Kay Bea Jones is Professor of Architecture at the Austin E. Knowlton School of Architecture at Ohio State University. She is an affiliated adjunct professor in Italian studies, Department of French and Italian. She initiated the KSA/OSU Study Abroad Program in Italy in 1985.

Jones studies topics in modern Italian architecture, design and urbanism. Following her publication of Suspending Modernity: The Architecture of Franco Albini (2014), her essays, lectures and exhibition on Albini, Franca Helg and Caterina Marcenaro from furniture to museums and urban design have been included in Italian and international venues. As 2018–19 US Fulbright Scholar to Italy, Jones taught at the University of Trento while working on research investigating the architecture of Adriano Olivetti and his Ivrea community. Her work on the Olivetti’s impact on modern Italy began with her Bogliasco fellowship and residency in 2015.

In her design practice, Jones works on the architecture and assessment of housing and urban agriculture innovations, especially as American market alternatives. Her co-housing initiative for low-income single-parent families resulted in The Buckeye Village Community Center (2006), which received recognition from the EDRA Design Award and both state and local AIA honor awards.
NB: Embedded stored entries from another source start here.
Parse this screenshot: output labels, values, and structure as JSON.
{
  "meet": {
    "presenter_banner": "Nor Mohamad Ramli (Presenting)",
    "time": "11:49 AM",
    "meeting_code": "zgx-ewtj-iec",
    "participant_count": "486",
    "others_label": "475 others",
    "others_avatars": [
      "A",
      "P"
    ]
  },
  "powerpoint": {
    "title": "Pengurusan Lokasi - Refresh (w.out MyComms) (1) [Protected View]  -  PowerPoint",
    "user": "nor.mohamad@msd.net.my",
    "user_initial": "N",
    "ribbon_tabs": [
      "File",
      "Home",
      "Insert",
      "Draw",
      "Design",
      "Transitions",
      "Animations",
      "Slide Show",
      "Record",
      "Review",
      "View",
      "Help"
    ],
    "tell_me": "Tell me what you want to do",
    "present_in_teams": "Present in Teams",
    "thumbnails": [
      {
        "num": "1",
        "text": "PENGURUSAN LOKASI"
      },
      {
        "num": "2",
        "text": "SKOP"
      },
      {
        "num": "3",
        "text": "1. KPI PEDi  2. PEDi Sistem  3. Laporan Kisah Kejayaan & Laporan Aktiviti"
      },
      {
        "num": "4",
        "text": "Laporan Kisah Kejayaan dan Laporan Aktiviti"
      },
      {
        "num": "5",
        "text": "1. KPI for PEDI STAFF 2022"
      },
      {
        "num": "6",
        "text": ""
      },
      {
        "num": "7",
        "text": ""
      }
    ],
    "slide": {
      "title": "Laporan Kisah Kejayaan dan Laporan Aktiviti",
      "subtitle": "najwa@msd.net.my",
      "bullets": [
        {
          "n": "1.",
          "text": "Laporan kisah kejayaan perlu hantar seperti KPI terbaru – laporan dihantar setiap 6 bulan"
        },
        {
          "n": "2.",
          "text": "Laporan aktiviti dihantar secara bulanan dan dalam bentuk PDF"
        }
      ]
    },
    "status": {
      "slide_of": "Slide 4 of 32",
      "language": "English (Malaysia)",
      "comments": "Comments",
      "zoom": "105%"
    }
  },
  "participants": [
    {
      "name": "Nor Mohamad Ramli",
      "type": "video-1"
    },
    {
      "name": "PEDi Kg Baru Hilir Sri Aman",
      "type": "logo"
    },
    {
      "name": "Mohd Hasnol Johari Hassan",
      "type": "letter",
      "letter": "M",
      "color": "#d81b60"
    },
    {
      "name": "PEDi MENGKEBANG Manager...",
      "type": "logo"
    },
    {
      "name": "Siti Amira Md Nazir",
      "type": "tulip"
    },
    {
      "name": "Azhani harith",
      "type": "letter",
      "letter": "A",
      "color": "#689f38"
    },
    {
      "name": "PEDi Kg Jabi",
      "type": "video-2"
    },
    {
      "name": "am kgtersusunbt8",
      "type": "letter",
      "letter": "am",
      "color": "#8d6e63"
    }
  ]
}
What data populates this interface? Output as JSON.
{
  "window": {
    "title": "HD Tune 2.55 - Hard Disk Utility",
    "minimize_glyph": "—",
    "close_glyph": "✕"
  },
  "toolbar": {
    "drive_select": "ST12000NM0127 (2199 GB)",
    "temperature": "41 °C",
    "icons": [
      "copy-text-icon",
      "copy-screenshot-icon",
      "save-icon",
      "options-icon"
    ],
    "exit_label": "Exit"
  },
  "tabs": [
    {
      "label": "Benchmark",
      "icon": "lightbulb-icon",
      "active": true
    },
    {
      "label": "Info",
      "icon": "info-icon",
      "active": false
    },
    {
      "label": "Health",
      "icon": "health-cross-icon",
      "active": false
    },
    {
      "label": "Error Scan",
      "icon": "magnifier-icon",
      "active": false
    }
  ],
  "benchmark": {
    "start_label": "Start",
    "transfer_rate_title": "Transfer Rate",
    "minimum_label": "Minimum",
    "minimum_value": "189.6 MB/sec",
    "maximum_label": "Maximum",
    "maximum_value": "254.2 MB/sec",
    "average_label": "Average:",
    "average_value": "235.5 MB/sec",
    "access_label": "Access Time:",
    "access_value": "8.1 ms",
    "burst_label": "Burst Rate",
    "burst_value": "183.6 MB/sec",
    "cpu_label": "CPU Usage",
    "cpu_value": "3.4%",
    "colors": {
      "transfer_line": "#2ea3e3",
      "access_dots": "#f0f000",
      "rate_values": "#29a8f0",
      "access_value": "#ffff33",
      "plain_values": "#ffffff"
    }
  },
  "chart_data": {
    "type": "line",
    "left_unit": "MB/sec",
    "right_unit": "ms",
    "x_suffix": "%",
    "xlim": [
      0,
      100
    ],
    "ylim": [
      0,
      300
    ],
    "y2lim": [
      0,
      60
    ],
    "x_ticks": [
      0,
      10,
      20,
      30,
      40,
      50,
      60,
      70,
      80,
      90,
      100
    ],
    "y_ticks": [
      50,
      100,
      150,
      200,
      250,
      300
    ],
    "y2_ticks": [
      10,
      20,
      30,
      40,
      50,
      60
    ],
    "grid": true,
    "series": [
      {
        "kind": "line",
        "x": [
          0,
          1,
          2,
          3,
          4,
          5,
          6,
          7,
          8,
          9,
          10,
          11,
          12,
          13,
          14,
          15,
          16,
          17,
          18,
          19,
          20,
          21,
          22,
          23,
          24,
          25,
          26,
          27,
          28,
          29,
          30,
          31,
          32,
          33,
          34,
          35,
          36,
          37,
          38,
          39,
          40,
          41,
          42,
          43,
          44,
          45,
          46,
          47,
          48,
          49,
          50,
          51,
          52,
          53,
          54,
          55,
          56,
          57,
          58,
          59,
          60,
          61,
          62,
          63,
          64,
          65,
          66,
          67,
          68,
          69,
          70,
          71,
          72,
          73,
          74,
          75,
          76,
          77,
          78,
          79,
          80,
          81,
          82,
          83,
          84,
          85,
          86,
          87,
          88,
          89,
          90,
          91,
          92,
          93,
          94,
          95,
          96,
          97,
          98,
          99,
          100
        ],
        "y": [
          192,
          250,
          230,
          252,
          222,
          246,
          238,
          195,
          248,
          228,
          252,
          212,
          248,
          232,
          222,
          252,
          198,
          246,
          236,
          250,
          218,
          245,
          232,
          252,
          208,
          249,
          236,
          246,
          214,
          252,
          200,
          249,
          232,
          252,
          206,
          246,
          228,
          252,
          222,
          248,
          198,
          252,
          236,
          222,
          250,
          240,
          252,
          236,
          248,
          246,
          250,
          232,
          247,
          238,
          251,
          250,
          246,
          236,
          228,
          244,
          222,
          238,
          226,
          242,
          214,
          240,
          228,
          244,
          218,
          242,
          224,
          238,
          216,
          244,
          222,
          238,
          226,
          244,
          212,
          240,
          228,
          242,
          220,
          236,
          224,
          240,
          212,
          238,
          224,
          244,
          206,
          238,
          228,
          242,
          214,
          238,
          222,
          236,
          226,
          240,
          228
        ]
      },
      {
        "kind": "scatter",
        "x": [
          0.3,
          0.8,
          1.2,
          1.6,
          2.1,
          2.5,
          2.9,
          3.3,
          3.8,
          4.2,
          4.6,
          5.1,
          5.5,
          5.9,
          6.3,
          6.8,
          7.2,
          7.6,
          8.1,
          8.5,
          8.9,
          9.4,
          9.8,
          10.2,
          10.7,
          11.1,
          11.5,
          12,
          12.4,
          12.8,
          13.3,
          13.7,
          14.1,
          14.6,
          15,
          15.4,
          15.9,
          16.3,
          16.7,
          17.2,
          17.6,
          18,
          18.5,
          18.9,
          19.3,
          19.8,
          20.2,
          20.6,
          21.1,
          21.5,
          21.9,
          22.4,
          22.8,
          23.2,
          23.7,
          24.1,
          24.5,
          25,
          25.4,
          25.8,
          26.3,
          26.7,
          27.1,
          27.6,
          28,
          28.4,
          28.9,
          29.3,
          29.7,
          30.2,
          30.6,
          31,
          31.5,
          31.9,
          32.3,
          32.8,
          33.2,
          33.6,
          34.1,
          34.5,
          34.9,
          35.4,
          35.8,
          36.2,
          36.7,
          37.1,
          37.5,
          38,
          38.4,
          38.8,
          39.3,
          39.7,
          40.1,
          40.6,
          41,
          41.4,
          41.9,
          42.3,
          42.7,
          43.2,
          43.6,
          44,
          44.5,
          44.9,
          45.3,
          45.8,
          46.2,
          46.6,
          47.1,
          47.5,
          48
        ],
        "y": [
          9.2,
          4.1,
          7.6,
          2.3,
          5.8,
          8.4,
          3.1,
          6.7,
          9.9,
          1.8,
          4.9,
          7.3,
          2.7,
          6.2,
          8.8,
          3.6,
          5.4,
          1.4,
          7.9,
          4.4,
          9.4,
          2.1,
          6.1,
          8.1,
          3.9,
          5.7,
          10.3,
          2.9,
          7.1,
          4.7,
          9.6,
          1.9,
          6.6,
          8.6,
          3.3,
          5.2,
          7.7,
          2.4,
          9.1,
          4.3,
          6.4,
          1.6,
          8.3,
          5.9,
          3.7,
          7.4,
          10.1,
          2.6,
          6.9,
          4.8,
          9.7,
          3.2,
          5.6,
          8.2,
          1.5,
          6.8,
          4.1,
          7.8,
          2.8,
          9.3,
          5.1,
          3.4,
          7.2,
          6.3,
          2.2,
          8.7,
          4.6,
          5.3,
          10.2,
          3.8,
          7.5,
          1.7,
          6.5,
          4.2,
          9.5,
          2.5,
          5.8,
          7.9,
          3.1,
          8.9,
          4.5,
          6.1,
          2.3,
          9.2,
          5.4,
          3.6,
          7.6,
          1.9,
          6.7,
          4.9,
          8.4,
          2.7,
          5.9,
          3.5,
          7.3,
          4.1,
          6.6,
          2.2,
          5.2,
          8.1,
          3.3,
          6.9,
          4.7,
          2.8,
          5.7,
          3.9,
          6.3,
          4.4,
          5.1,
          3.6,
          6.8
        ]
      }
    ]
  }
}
Stephanie Pilat is a designer and architectural historian whose teaching and research examines points of intersection between politics and architecture. Pilat is the author of Reconstructing Italy: The Ina-Casa Neighborhoods of the Postwar Era, which tells the story of an Italian postwar housing program that activated the design and construction process for social aims. The book was awarded the 2015 Helen and Howard R. Marraro Prize for the best work on Italian history by the Society for Italian Historical Studies. Her research has been supported by the Wolfsonian, the Fulbright, the American Association of University Women and the American Academy in Rome. In 2015, Pilat was named as one of the "30 most admired educators" in the nation by DesignIntelligence magazine. Pilat is an associate professor and director of the Division of Architecture at the University of Oklahoma.